Boikanyo means to have Faith. The NGO was named after 2 inspirational souls: Boikanyo, a dynamic special 8 year old child, and Dion Herson a philanthropist who loved giving to others.
We are a registered charity working with impovershed children in Soweto, South Africa.
Nurturing vulnerable and at risk youth through school, with a view to becoming contributing members of their family, community and society.
We alleviate poverty through networking and partnering, enhancing the school curriculum by introducing programs aimed at a hands up approach.
Boikanyo the Dion Herson Foundation’s first project was a 1000m sq vegetable garden which was established at Sediba Thuto High Primary School in Mapetla Extension. Five years later the vegetable garden has been handed over to the community to run. Today Food and Trees for Africa have stepped in to take the garden up another notch. This project afforded access and opportunities to interact and engage with residents in the area and we got insight into the multi-factorial challenges facing children and teenagers growing up in such dire poverty. The children (and caregivers) whom we assist generally live in child/grandmother and sick mother headed households. Dire poverty, starvation, crime, abuse, sugar daddies and drugs are but some of the problems in the area.
Our Have a Heart Campaign sees acts of random kindness directed towards families living in dire poverty. We collect donations, take children on outings, and fund initiatives under this umbrella.

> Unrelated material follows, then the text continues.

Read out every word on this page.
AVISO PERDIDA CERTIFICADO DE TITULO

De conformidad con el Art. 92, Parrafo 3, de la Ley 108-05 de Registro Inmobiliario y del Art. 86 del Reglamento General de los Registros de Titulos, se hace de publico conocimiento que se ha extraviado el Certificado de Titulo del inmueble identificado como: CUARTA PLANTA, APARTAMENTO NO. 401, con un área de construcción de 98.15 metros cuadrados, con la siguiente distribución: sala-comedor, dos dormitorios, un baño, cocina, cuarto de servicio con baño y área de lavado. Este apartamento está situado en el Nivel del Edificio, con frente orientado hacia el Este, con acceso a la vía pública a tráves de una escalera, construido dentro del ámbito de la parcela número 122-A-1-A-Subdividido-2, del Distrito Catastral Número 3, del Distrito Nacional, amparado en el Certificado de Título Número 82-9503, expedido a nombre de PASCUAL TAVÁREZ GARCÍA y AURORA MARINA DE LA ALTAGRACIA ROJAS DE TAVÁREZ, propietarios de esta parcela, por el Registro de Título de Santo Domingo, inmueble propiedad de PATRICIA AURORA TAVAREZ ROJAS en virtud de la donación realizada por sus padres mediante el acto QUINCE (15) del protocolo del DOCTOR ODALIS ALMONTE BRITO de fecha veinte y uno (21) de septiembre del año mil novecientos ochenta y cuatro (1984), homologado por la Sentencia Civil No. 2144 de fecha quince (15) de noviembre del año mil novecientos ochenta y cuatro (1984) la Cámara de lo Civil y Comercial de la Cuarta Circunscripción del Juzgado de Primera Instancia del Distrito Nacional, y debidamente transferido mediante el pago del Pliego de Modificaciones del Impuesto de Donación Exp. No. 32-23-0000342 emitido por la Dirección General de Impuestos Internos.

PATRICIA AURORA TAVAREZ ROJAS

One undeniable fact remains; without education the children of the area have a bleak future. Half of those enrolled in grade 1 drop out of school by grade 10, and one only has to look at the absence of good grade R programs and how this hinders education. By the time the children enter high school in grade 8, there are many issues which work against young people impeding chances of making a success of school: the very low standard of education which is worse for girls as they miss so many school days during menstruation. Unaffordable uniforms and school shoes add to the problem.
It is not what we get. But who we become, what we contribute… that gives meaning to our lives.